Ujima Black Family Program, a new project at the National Adoption Association focused on racial equity in adoption, has been awarded half a million dollars from the Walmart Foundation.
The program brings together dozens of Black child welfare leaders to collaborate with racial equity experts to design solutions for keeping Black families together and improving systems’ ability to care for and nurture Black youth experiencing foster care.
The Ujima Black Family Program is part of the National Adoption Association’s effort to address long-standing disparities in child welfare and push back against the stereotype that “Black families do not adopt,” the organization stated in a press release. They aim to improve outreach to Black families and decrease the number of Black youth who age out of the system.
The National Adoption Association is a 40-year-old nonprofit that provides continuing education and credentialing to hundreds of child welfare professionals across the country and operates the AdoptUSKids adoption program on behalf of the federal Children’s Bureau. Its racial equity programs “transform systems to address the root causes that create barriers to family connections” for youth who are overrepresented in child welfare.
“For decades we have not been able to move the needle on this vexing issue due to the deeply embedded institutional racism that exists in all our systems,” Kamilah Bunn, Chief Executive Officer of the National Adoption Association, stated in a press release. “The leaders who join us on this journey will be equipped with access to experts in racial equity, implementation science and a peer network to confidently make the necessary changes within their systems to maintain Black family connections and prevent our children from experiencing these poor outcomes.”

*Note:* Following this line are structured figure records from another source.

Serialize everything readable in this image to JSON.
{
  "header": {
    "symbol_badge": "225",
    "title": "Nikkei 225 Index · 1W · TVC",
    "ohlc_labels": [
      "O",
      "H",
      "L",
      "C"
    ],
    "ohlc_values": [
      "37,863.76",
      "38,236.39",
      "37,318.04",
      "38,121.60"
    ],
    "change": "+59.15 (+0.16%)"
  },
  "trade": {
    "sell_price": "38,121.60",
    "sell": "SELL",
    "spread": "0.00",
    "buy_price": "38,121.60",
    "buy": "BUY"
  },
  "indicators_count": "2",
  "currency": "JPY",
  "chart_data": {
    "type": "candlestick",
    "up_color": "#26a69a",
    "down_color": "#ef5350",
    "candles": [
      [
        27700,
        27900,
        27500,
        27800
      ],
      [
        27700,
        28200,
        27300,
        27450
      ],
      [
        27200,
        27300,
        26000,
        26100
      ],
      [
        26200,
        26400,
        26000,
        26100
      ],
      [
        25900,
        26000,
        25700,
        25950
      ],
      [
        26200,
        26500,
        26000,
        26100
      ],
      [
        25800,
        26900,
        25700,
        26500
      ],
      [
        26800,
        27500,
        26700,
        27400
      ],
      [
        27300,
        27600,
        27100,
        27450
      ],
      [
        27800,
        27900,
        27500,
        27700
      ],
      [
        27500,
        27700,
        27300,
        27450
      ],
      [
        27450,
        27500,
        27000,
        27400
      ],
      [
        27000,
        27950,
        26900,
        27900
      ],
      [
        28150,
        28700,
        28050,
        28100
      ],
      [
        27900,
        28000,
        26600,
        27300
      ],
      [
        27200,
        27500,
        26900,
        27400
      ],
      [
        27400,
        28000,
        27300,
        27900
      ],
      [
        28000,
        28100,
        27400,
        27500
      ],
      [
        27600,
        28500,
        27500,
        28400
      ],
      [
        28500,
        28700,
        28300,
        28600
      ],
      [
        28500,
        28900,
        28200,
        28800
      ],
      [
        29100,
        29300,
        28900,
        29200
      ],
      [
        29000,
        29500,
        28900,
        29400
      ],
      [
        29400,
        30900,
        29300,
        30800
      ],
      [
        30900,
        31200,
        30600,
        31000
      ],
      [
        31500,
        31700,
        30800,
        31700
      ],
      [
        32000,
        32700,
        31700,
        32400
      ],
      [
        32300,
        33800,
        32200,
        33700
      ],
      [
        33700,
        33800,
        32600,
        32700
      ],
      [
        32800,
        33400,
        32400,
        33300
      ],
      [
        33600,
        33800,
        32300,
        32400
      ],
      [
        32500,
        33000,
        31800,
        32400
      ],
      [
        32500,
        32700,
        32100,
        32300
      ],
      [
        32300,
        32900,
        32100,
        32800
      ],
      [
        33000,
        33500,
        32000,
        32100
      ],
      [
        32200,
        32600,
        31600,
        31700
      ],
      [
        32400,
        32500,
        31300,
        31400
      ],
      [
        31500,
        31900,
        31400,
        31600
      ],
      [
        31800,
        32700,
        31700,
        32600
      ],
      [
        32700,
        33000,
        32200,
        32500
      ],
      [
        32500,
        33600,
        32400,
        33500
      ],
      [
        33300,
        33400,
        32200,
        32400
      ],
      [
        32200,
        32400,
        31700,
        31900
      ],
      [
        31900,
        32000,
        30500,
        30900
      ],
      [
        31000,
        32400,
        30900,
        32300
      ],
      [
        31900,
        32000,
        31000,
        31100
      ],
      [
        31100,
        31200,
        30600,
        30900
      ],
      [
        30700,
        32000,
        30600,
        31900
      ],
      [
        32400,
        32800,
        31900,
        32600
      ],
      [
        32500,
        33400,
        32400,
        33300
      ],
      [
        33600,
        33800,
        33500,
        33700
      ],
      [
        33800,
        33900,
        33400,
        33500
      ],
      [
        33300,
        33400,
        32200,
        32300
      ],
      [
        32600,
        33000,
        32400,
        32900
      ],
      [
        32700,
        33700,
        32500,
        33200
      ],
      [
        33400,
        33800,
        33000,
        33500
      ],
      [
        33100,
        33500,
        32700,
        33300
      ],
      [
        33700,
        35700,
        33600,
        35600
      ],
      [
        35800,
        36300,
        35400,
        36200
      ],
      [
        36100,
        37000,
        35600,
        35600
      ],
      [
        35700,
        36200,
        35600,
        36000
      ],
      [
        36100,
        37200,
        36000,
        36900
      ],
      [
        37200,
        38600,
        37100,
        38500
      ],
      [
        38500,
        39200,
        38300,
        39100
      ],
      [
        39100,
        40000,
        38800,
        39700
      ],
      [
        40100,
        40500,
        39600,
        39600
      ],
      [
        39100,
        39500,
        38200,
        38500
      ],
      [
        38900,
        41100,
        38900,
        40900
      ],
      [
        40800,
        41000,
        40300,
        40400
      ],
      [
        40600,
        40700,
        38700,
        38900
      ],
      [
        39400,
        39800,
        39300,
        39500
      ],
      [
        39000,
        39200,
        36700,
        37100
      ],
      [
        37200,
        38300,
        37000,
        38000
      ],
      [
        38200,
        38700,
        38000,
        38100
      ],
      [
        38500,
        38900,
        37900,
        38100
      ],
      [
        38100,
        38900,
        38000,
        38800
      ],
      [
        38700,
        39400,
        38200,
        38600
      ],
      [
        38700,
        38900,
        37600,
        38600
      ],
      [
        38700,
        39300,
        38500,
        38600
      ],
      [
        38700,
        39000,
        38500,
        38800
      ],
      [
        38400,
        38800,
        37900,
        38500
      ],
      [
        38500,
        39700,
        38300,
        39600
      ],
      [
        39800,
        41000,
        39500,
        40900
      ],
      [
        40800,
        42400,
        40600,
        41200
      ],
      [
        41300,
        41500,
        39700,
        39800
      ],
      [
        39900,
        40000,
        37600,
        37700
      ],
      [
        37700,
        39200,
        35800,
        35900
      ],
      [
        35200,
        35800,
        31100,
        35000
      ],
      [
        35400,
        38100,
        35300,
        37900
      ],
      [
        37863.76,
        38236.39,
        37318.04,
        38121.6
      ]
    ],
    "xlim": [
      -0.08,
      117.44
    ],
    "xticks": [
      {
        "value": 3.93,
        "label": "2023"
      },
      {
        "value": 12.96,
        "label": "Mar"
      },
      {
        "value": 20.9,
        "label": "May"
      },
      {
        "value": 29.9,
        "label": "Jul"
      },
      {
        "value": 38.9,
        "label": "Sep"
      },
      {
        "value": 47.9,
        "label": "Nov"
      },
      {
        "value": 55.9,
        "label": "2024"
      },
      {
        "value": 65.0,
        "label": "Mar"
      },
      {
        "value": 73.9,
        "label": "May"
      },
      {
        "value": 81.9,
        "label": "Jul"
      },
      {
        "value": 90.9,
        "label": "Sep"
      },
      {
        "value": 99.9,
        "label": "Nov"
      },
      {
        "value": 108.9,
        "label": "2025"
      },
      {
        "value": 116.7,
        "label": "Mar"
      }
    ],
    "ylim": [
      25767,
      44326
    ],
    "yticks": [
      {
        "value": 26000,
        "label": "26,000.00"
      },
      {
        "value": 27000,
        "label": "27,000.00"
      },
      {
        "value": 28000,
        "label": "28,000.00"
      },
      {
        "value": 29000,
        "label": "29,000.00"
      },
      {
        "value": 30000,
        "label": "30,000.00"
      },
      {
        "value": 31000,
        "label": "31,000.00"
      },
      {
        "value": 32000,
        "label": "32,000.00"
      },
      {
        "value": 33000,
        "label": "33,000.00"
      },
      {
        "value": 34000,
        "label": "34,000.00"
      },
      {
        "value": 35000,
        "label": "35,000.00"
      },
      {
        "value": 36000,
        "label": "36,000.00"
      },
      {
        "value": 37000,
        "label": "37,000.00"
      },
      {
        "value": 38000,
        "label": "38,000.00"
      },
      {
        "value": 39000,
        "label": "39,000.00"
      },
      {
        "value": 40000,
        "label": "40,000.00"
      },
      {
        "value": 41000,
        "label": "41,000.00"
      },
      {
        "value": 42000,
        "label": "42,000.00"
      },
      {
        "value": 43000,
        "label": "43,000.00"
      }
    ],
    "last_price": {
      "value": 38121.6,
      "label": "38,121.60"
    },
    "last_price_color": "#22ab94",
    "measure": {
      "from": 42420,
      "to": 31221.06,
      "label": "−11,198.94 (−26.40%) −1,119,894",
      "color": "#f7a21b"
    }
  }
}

Well-known researcher Jessica Pryce, assistant professor at Florida State University, has long focused on racial equity in the child welfare sphere and will evaluate the Ujima program.
The grant came from the Walmart.org Center for Racial Equity, which was founded in 2020 through a $100 million commitment to address systemic racism that drives Black people to be disproportionately impacted by the justice system.
“The Ujima Family Program will help build networks and deepen practices that support foster youth, a group that too frequently ends up in the justice system,” Dr. Marvin Carr, director of the Walmart.org Center for Racial Equity, stated in a press release.